Subsectors that remain labour intensive will according to the survey consider mechanising processes that will reduce staff numbers and shorten working hours of retained workers. 

Unemployment, social assistance not sustainable

Meanwhile President Cyril Ramaphosa in his 2021 state of the nation address announced that the special Covid-19 grant of R350 will be extended by a further three months. The Covid-19 TERS benefit has also been extended until 15 March for sectors that were not able to operate.

However, Van der Rheede wants to know what will happen after this extension.  “An expectation is being created. It is not affordable or sustainable for Government to continue all these kinds of social assistance to the unemployed.”

He says looking at the unemployment figures, government should be worried.

The unemployment rate, which includes discouraged work seekers, continues to rise, increasing from 42,0% in Quarter 2 to 43,1% in Quarter 3 in 2020. According to the latest Quarterly Labour Force Survey released by Stats SA, 11,1 million working-age people are unemployed

More hoops for farmers to jump through

Van der Rheede said the national minimum wage is not the only problem. Despite this, farmers also have to contend with electricity tariffs, fuel prices, water tariffs, and a stronger Rand which diminishes farmer income.

Luckily, farmers who cannot afford to pay the minimum wage may apply to be exempted from paying it.

Minimum wage: Lebogang Sethusha, a labour specialist with Agri SA. Photo: Supplied/Food For Mzansi
Lebogang Sethusha, a labour specialist with Agri SA. Photo: Supplied/Food For Mzansi

However, according to Lebogang Sethusha, labour specialist at Agri SA, farmers will have to jump through various hoops to be excused from the increase.

“The determination of whether an employer can afford to pay the minimum wage is assessed based on an affordability test. The test looks at the profitability, liquidity and solvency of the business,” she said.

Sethusha explained that farmers will have to submit the comprehensive financial statements of the business for three years, which include the current year predictions and previous two years.
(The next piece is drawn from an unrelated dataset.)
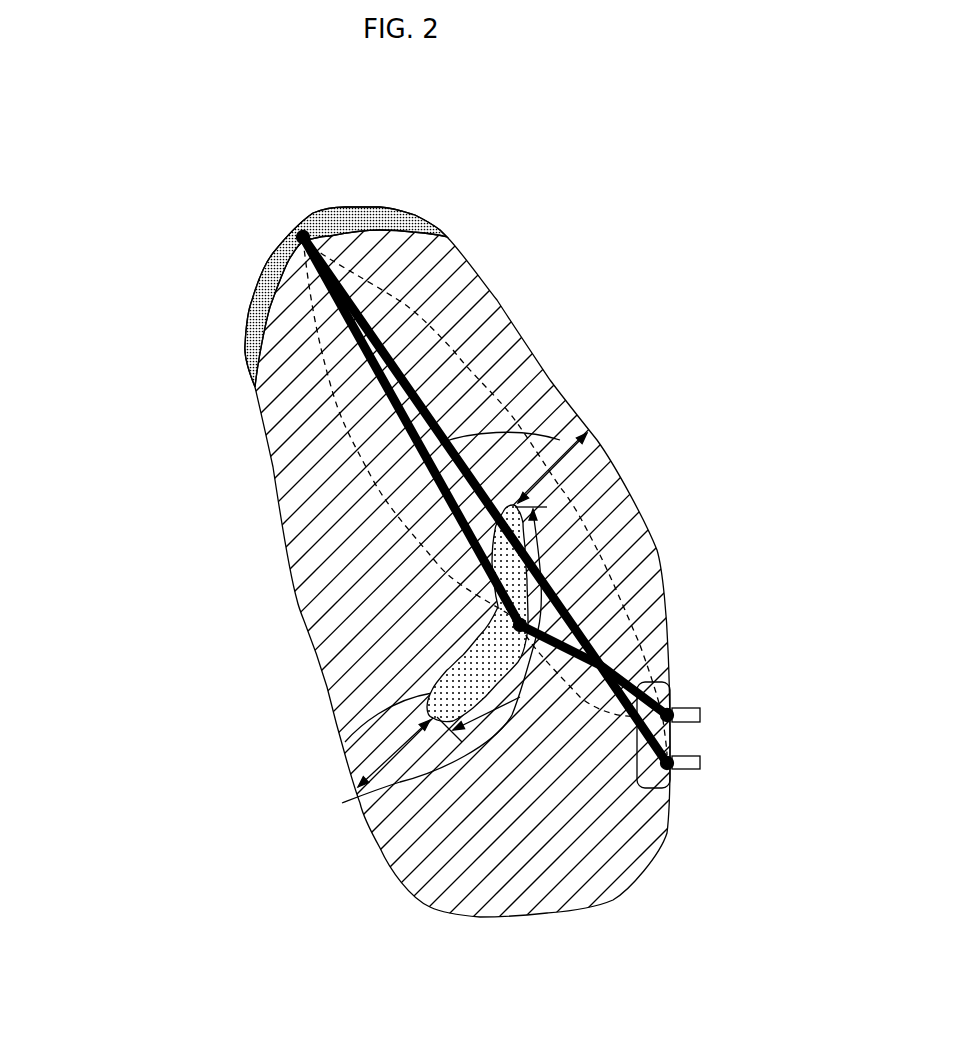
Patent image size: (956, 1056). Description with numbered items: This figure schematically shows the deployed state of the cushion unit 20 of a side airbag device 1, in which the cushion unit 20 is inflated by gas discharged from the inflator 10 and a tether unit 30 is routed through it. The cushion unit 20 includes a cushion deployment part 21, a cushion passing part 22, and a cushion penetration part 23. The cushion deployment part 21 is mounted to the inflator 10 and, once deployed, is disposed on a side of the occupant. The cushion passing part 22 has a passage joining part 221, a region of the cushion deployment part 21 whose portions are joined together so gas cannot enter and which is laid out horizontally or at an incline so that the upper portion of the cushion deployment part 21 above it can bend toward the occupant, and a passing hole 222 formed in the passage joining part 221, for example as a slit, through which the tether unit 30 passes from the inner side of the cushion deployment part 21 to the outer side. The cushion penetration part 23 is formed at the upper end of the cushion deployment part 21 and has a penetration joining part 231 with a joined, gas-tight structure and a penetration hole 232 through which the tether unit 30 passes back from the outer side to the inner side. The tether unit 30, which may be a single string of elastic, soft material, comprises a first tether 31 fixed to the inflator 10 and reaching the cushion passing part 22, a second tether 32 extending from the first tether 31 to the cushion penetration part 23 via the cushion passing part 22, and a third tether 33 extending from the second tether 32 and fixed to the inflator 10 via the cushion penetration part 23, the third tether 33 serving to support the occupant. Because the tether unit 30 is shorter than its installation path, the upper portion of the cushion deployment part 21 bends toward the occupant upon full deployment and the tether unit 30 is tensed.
“If your application has been subjected to an audit review by the department of employment and labour, the outcome of your application must be received within thirty (30) days from date of application,” she explained.

The national minimum wage exemption system is publicly accessible here:

What’s the way forward?  

In his closing statements van der Rheede said, “government cannot remain ignorant to the need of the poorest households to have access to employment. The alleviation of poverty does not solely rely on an increase in wages. It is aggravated by a lack of employment opportunities.”

In this regard, he believes everything must be done to free up the economy.

Van der Rheede seeks the removal of policy constraints and the implementation of economic recovery strategies, as well as holistic rural development strategies.

“Focus on infrastructure development, service delivery and quality education in particular. Create a conducive environment for businesses to operate profitably and create more jobs. This is the greatest need at this point in time,” he said.